This field trip was held by MAGMA.  It is the best club on the east coast as far as I am concerned.  Joe and I arrived at the pyrophyllite mine
 where collectors seek both pyrite cubes and fluorite.  The miners are only concerned with the pyrophyllite.  The pyrophyllite is ground down and sold  under the trade
name PYRAX.  PYRAX is then used in ceramics and other industrial products.  

The weather was cool and damp this day as it sprinkled on and off the entire day.  It didn't sprinkle hard enough to soak us through, so in my opinion it was great digging weather.
The parking lot was already full when we arrived for the dig.  Our spirits were high and we were eager to find some nice specimens.
Rick Jacquot head of MAGMA and Lee Fleming greeted those that arrived and collected signatures for sign-in.
Detecters and dollies  were ever present -- two very important tools at this mine.  With a metal detector you can locate large cubes of pyrite just under the surface.  Allthough pyrite
would normally be considered a trash metal to a sophisticated detector, turning a detector on "all metal mode" allows you to detect the pyrite without squelching it out.  The dollies
allow for a much easier time carrying  heavy equipment up and down the rugged terrain of this mine.  It can really come in handy if you fill your bucket with a metalic mineral. 
It became apparent that the majority of the people seemed to be lined up from the top of this ridge to the ridge in the background. This was where the pyrite cubes were being found.
This line of people defined the zone where the pyrite cubes were most present.
Dave H. and Dave L. were digging hard and inspecting the surface for signs of pyrite.
Tim found a big one.  And now he's wondering how to get it out without breaking it.  Pyrite is very brittle and it is very difficult to extract the pyrite from this matrix without breaking it.
Even the vibration of the chisel on the matrix an inch away from the specimen can cause fractures and even break the pyrite specimen  in two. The best way to extract them is to move
out at least 3 or more inches from the specimen and extract the matrix around it.  In this way less vibration and stress is transferred into the specimen.
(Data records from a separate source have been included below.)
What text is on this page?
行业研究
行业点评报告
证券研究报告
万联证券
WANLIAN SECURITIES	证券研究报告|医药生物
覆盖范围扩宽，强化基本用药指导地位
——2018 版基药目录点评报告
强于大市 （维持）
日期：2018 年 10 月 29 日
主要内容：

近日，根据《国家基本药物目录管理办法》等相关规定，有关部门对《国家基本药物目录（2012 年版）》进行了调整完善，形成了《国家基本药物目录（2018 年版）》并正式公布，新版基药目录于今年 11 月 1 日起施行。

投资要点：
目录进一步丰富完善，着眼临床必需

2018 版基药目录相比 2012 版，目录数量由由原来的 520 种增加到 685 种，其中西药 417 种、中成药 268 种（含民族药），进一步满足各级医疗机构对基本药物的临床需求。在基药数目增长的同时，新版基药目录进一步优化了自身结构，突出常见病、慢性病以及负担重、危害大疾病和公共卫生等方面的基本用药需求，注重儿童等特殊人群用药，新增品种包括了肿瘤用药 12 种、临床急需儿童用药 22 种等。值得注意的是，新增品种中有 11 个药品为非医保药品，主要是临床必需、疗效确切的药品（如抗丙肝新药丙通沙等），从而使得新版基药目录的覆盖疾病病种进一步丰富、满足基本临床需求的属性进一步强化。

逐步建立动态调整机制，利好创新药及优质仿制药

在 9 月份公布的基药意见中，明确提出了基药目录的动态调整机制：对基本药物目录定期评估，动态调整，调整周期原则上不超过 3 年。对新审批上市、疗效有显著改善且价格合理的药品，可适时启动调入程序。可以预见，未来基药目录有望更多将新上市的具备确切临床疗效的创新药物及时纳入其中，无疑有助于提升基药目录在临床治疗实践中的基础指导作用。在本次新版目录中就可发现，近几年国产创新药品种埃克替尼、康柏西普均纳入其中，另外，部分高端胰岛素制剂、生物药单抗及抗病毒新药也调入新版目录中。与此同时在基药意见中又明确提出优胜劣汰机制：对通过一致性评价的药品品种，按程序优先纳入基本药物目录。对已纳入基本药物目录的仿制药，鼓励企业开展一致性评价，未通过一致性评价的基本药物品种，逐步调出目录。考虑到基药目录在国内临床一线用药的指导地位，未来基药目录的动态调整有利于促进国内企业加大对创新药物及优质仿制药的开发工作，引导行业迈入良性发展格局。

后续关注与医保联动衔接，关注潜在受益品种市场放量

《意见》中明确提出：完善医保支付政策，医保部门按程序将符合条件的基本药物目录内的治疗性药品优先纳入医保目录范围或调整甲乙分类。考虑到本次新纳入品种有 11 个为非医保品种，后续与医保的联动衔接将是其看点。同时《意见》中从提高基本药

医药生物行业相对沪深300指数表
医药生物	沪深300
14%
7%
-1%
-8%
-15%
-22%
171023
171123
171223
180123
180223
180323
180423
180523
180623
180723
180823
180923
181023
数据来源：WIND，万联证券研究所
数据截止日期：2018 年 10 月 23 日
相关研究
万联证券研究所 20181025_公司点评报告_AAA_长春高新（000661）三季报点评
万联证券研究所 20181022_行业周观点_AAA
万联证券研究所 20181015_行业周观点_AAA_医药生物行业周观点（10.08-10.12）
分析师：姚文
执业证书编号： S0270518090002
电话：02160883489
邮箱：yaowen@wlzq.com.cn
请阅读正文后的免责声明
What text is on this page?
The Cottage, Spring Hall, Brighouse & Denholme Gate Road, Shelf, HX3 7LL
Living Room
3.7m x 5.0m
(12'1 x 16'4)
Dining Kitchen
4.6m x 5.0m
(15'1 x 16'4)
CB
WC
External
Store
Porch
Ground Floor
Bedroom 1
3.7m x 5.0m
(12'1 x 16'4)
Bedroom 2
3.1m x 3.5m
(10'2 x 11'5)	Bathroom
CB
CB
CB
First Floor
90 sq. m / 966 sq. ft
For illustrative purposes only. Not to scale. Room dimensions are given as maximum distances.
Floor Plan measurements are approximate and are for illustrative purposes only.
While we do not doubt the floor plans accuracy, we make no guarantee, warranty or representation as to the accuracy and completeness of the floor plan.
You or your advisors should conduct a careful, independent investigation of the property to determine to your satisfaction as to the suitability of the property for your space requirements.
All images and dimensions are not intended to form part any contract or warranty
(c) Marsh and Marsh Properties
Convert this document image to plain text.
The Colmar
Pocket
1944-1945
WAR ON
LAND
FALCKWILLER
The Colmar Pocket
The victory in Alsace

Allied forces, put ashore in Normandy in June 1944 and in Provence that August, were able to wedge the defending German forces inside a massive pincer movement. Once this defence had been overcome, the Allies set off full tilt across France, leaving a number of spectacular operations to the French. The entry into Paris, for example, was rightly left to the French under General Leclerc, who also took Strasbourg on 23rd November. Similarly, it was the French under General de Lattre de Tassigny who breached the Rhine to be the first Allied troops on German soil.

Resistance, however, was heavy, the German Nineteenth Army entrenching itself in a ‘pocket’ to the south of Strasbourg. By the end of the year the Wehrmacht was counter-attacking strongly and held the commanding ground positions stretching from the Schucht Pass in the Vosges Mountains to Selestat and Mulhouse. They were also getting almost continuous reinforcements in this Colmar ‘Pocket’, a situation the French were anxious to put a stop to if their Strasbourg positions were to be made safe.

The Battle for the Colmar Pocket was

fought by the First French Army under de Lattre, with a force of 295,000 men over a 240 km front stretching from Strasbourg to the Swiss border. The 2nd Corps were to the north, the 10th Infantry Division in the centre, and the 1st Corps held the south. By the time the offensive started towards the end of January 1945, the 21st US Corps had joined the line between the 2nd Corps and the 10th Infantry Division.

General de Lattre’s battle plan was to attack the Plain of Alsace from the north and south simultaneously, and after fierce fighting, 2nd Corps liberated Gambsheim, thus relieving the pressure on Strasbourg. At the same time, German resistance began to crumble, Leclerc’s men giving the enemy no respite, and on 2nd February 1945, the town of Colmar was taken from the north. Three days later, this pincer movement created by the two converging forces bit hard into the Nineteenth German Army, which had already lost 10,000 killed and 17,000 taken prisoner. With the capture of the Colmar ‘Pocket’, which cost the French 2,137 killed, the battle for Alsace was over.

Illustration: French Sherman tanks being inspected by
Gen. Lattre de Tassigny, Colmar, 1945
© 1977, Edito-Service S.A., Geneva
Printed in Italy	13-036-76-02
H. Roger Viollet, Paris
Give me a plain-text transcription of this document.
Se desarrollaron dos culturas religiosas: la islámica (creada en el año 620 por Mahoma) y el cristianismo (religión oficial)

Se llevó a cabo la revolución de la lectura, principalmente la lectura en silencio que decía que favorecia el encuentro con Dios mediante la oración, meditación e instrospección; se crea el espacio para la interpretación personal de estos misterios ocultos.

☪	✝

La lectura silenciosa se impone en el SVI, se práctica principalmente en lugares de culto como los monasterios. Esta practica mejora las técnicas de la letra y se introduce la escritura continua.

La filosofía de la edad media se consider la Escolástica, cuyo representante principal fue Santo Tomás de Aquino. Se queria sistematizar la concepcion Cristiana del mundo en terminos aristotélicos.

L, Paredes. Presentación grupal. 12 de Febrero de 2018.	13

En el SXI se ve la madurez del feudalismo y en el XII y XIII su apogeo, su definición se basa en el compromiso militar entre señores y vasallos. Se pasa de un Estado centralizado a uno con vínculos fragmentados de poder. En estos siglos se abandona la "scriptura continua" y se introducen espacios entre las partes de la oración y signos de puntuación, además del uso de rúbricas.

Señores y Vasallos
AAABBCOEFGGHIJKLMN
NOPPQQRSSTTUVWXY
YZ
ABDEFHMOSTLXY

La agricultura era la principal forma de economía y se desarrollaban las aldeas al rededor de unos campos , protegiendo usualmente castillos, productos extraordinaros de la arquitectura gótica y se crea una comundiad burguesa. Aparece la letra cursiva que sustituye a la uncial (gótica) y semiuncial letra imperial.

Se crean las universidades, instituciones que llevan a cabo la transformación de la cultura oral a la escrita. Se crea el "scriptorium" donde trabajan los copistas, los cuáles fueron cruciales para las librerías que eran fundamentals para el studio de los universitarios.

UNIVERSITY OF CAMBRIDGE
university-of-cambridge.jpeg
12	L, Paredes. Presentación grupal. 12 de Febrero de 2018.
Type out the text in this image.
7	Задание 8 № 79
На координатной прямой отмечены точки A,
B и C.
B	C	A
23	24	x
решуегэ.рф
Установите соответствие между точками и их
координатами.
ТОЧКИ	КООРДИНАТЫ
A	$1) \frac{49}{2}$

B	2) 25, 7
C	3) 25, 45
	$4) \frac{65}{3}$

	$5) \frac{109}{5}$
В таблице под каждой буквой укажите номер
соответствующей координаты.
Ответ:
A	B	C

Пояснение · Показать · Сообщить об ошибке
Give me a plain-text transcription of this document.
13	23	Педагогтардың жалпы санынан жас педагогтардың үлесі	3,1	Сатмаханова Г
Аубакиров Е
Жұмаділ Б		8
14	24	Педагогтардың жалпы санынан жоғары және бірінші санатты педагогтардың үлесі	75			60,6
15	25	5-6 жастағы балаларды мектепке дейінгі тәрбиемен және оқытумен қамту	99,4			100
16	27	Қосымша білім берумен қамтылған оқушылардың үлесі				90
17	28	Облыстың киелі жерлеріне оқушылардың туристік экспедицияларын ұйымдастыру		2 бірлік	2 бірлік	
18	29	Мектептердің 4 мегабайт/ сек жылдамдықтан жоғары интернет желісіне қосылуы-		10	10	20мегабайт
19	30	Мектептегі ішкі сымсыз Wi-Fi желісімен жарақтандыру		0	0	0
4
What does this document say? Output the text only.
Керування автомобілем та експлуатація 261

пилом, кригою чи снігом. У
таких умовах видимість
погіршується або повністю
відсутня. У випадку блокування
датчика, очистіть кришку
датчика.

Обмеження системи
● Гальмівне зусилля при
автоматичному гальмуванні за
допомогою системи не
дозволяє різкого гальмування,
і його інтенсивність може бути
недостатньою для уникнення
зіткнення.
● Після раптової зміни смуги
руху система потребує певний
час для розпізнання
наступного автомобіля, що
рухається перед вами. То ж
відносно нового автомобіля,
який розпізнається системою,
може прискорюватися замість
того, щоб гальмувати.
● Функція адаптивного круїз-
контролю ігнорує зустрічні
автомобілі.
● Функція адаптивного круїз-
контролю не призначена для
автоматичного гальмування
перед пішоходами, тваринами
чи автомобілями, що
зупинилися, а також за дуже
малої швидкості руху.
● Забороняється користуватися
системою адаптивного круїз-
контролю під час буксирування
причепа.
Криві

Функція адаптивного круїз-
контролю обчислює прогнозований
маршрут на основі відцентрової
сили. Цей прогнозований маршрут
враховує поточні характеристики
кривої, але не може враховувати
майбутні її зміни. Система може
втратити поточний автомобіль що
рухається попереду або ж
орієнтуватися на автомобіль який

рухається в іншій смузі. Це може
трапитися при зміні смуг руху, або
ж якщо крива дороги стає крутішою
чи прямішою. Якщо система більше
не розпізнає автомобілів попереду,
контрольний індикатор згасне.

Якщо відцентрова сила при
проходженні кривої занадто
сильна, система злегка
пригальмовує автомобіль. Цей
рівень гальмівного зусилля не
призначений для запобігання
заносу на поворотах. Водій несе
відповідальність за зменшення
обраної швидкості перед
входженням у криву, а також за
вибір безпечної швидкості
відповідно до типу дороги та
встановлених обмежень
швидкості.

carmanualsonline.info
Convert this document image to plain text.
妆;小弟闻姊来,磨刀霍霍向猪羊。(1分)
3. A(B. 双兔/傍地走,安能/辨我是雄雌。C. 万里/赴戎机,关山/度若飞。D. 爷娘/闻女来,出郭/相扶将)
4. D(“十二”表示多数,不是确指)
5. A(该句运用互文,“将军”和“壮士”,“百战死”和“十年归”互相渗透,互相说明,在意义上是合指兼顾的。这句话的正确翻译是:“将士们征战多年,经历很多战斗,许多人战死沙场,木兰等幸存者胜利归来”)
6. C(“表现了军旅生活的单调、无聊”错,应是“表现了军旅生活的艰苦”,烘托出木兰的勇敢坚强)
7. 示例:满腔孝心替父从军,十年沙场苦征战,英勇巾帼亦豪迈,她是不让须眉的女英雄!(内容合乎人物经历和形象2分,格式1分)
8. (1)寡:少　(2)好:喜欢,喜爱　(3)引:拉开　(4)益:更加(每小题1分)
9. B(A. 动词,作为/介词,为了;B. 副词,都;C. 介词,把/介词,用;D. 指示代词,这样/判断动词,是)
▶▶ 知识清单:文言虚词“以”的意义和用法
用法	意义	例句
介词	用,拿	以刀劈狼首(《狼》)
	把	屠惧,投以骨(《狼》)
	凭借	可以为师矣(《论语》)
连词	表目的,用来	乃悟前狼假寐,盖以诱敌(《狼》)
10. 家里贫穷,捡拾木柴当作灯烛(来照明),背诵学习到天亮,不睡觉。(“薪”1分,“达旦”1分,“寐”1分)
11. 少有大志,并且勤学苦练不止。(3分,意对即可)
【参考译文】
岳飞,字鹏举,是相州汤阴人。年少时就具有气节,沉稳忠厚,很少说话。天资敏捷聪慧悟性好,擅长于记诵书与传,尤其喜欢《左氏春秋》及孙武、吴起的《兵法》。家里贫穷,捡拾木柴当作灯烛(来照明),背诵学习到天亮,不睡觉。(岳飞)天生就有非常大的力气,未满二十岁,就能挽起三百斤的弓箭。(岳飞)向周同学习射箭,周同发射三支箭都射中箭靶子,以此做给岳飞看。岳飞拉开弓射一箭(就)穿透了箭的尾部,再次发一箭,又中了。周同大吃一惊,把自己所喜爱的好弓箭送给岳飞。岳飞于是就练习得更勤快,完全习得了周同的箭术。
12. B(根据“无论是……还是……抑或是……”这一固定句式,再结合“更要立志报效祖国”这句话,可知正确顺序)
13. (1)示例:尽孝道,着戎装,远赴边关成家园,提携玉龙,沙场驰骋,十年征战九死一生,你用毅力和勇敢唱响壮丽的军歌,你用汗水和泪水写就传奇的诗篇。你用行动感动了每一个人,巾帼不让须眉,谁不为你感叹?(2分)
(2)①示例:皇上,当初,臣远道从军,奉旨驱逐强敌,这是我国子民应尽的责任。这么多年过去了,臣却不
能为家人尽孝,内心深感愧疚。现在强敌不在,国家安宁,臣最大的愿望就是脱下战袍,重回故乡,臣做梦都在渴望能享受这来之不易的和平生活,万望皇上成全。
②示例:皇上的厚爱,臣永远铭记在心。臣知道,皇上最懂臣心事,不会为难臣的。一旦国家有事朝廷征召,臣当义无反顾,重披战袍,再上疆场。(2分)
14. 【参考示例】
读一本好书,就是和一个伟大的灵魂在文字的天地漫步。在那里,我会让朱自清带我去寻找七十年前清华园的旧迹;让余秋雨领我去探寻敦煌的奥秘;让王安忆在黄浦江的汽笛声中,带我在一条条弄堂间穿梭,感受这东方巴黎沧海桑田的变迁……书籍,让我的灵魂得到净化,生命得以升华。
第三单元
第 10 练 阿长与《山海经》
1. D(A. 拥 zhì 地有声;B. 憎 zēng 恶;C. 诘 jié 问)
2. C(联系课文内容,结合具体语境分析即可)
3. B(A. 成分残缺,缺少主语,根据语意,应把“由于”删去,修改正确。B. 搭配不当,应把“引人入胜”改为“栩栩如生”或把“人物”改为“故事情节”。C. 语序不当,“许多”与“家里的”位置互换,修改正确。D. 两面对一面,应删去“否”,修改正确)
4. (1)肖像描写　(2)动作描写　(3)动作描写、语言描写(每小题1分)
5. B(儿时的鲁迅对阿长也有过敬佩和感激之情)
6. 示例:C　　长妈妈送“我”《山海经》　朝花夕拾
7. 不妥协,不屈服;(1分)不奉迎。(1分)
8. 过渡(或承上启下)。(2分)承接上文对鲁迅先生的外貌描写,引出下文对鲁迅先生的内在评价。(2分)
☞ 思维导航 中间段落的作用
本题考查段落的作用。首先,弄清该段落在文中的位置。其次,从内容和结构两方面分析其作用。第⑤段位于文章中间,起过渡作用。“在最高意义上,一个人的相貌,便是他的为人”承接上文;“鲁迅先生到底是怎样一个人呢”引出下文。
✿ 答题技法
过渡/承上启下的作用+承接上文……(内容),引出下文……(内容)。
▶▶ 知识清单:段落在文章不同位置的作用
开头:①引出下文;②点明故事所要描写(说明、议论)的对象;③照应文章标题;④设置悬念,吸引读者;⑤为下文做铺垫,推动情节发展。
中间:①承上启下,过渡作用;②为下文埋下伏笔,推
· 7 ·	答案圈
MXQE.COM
After several minutes of chiseling Tim finally works the pyrite free.
Austin works on a wall  where shiny well preserved and larger specimens are found.  The price however is that the matrix if much harder here than other places and the chiseling
and pounding are much harder on the hands and wrists.
Austin work payed off as he scores with a find of a nice cluster of pyrite cubes.
After many long minutes of careful chipping he extracts a very nice cube.
.Here is one I located with my metal detector.
Toward the end of the day Dave Hart located a nice spot where many cubes were coming out.  I asked if I could dig next to him and he graciously obliged.  Thanks to Dave I was able
to dig out some smaller but well preserved twinned and single cubes.
Here are some of my finds. Thanks MAGMA for putting on another great fieldtrip.